Trump wurde auch nach der Einschätzung der US-Geheimdienste gefragt, wonach der Iran aktuell keine Atombombe baue. “Na ja, dann haben meine Geheimdienste unrecht”, sagte Trump. Wenn US-Geheimdienstkoordinatorin Tulsi Gabbard das gesagt habe, dann liege sie falsch, betonte Trump. Gabbard hatte dies etwa im März im Kongress gesagt. Der Iran beteuert, sein Atomprogramm verfolge nur zivile Zwecke.

Schwere Vorwürfe Araqchis

Araqchi nannte die israelischen Angriffe auf Atomanlagen im Iran bei seinem Eintreffen schwere Kriegsverbrechen: “Diese Nation ist einer unerhörten Aggression ausgesetzt.” Der Iran sei aber entschlossen, mit aller Kraft seine territoriale Integrität und Souveränität zu verteidigen, sagte Araqchi. Israels Angriff sei ein Verrat an der Diplomatie gewesen, fügte er mit Blick auf die für 15. Juni angesetzten weiteren Verhandlungen mit den USA über das iranische Atomprogramm hinzu.

Im UNO-Menschenrechtsrat, der in Genf seinen Sitz hat, rief Araqchi die internationale Gemeinschaft auf, die Angriffe Israels auf sein Land zu verurteilen. “Jede Rechtfertigung dieses ungerechten und verbrecherischen Krieges käme einer Komplizenschaft gleich”, sagte der Minister kurz vor dem geplanten Treffen mit den Außenministern von Deutschland, Frankreich und Großbritannien sowie der EU-Außenbeauftragten. Er wolle jedes Mitglied des Gremiums an seine Verantwortung erinnern, “um dieser schweren Ungerechtigkeit die Stirn zu bieten”.

Auch im Hinblick auf den Krieg in Gaza warf Araqchi Israel ebenfalls Kriegsverbrechen und Verbrechen gegen die Menschlichkeit vor. Der UNO-Menschenrechtsrat hält aktuell seine mehrwöchige Sommersitzung ab.

UNO-Chef spricht von entscheidendem Moment

UNO-Generalsekretär António Guterres sieht die Welt im Licht des Iran-Konflikts in einem entscheidenden Moment für die Zukunft der Menschheit. Man befinde sich in einer Situation, “in der die eingeschlagene Richtung nicht nur das Schicksal von Nationen, sondern möglicherweise auch unsere gemeinsame Zukunft prägen wird”, sagte Guterres vor dem UN-Sicherheitsrat in New York. Man steuere mit rasender Geschwindigkeit auf Chaos zu: “Die Ausweitung dieses Konflikts könnte ein Feuer entfachen, das niemand mehr kontrollieren kann.”

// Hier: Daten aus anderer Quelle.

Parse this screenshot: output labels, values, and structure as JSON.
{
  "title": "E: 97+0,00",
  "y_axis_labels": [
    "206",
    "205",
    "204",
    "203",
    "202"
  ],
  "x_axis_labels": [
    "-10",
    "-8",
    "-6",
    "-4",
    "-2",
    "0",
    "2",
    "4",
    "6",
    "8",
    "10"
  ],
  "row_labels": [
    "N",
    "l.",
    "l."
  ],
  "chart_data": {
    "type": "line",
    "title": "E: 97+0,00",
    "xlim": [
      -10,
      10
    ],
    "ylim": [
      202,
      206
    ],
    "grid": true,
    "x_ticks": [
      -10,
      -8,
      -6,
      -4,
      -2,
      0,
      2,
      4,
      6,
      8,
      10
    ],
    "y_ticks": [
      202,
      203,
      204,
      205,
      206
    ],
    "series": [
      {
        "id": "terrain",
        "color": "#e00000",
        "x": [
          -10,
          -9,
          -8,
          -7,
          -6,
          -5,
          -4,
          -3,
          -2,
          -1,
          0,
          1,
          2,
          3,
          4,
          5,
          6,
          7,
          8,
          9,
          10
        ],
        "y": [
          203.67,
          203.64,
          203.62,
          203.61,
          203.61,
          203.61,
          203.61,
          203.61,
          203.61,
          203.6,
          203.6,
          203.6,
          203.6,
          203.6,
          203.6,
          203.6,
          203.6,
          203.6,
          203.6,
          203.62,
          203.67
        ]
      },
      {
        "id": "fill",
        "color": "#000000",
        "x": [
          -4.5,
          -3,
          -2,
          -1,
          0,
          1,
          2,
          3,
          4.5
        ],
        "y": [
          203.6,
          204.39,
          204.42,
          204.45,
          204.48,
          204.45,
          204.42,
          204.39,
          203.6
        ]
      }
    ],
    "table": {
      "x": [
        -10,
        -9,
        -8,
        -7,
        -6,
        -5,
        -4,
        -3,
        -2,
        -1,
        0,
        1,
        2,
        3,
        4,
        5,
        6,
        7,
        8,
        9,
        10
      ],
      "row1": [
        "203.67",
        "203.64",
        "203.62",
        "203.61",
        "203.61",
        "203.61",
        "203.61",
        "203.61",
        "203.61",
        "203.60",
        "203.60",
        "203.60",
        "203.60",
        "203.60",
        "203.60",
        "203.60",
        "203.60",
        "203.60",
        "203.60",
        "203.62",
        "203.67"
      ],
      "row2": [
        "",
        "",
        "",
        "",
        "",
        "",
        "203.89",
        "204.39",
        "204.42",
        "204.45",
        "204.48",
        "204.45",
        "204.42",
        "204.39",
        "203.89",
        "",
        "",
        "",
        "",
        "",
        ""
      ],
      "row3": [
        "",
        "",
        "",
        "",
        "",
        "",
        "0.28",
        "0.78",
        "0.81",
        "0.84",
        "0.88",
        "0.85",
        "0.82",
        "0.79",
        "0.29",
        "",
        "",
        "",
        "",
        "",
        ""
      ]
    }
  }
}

Diplomatie sei die einzige Chance, um dies zu verhindern. “Lassen Sie uns verantwortungsvoll und gemeinsam handeln, um die Region und unsere Welt vor dem Abgrund zu bewahren”, so Guterres. Der UN-Sicherheitsrat mit seinen 15 Mitgliedern, darunter die USA, ist das mächtigste Gremium der Vereinten Nationen und trifft sich regelmäßig, um über Krisen und Kriege wie die Eskalation zwischen Israel und dem Iran zu beraten.

IAEA-Chef warnt vor Angriffen auf Atomanlagen

Die UN-Atomaufsichtsbehörde IAEA warnt vor Angriffen auf Atomanlagen. “Bewaffnete Angriffe auf Nuklearanlagen sollten niemals stattfinden und könnten zu radioaktiven Freisetzungen mit großen Folgen innerhalb und außerhalb der Grenzen des angegriffenen Staates führen”, sagte IAEA-Chef Rafael Grossi vor dem UNO-Sicherheitsrat. “Ich rufe daher erneut zu maximaler Zurückhaltung auf.”

Crux der Urananreicherung

Schon davor hatte sich der Iran nicht zu Verhandlungen über sein Atomprogramm bereit gezeigt, solange die israelischen Angriffe andauern. Mit dieser Ansage dämpfte Araqchi die Erwartungen an die Gespräche in Genf: “Es gibt keinen Raum für Verhandlungen mit uns, bis die israelische Aggression aufhört”, sagte der Außenminister dem iranischen Staatsfernsehen. Gespräche mit den USA schloss der Minister dabei grundsätzlich aus und begründete dies damit, dass das Land mit Israel verbündet ist.

Später hieß es von einem Insider, der Iran sei grundsätzlich bereit, mit den Europäern über eine Begrenzung der Urananreicherung in seinem Atomprogramm zu sprechen, eine Reduzierung auf Null komme aber nicht infrage, so ein iranischer Regierungsvertreter.